VALHALLA, N.Y. – Students in the Emergency Medical Services program at the Southern Westchester BOCES learn life support techniques to use in real world situations. Two 12th-grade students, Kareem Glover and Maria Cardenas, were recently called upon unexpectedly to put their skills to the test in life-saving situations.

“I’m proud of them because it’s one thing to learn something here in the classroom but it’s a lot different to go out in the field and do it because you just don’t know how the student is going to react,” said Hanifa Muhammad, the students’ medical services teacher at BOCES.

Cardenas, of New Rochelle, was out to dinner with her parents when she observed a young man begin to choke after joking around at his table with some friends. Cardenas was able to give the man the Heimlich maneuver until the food was dislodged from his windpipe and he was able to breathe again.

Cardenas said that although she practices the Heimlich all the time in class, it was the first time she used it when a person was actually choking and she was admittedly nervous.
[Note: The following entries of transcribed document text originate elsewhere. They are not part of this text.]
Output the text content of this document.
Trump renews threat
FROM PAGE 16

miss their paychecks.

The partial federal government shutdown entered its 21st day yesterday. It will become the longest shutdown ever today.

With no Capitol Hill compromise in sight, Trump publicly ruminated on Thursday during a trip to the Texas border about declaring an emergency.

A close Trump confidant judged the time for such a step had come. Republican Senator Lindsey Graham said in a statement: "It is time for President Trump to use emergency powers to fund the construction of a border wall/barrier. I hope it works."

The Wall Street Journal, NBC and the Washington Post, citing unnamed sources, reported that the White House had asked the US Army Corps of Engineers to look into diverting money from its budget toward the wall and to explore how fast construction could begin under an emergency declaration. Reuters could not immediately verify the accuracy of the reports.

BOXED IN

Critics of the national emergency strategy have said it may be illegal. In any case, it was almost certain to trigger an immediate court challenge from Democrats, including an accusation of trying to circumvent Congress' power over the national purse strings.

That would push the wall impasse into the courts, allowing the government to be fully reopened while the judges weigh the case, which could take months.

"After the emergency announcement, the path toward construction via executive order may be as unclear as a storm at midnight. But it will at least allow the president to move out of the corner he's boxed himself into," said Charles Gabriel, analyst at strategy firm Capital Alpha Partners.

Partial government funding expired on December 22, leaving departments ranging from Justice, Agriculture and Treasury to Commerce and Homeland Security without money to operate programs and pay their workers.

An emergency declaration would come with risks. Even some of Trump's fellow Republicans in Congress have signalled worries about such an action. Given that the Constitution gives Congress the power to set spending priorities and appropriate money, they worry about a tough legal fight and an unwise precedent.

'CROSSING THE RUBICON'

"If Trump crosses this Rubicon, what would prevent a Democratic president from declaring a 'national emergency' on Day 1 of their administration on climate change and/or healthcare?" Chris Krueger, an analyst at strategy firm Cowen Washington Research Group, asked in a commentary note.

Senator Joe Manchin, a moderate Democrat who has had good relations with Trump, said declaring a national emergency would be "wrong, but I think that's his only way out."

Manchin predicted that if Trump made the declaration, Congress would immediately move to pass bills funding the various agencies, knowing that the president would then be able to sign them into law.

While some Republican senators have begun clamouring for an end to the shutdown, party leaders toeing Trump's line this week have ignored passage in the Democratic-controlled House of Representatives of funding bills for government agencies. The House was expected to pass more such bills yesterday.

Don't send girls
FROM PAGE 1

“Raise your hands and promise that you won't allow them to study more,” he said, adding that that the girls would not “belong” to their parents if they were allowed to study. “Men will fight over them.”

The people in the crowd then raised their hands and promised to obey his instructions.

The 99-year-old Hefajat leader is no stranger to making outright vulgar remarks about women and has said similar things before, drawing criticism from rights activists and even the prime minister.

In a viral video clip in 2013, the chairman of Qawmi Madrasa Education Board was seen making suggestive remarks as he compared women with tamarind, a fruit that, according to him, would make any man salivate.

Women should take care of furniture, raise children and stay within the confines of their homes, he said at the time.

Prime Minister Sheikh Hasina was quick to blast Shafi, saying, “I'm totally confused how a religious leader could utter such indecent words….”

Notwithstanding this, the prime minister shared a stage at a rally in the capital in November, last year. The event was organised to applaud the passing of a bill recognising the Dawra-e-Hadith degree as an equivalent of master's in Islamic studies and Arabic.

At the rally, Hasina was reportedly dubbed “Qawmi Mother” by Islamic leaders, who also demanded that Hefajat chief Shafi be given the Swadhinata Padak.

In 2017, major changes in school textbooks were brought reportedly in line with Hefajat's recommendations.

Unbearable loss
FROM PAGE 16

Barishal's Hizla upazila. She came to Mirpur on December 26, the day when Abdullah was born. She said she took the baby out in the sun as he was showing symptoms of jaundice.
“At first I was kind of paralyzed in the heat of the moment and I was nervous because I started thinking what if I don’t do it right and it doesn’t work,” Cardenas said. “But then I ran over to him and asked to help and I felt pretty proud of myself afterwards.”

Glover was walking through the hallway of Woodlands High School in Hartsdale when a fellow classmate began having a seizure. While the student laid on the ground, a teacher yelled for help and that was when Glover stepped in.

“I knew immediately that they were having a seizure so I told everyone to stand back and not stick anything in her mouth and rolled her on to her side so that if she started to throw up she wouldn’t start to choke,” Glover said.

Glover was able to monitor the student until paramedics showed up and took over. The student fully recovered. Glover said it was the first time that he was ever put in a real-life situation that he needed to use life-saving techniques.

“I wasn’t really nervous at all because it happened so quickly that I didn’t really have time to think about it, it almost just happened naturally,” Glover said.

Through the program at BOCES, the students are first aid and CPR certified and are New York state certified first responders.  Both students say they plan to one day become certified paramedics and remain in the professional medical field.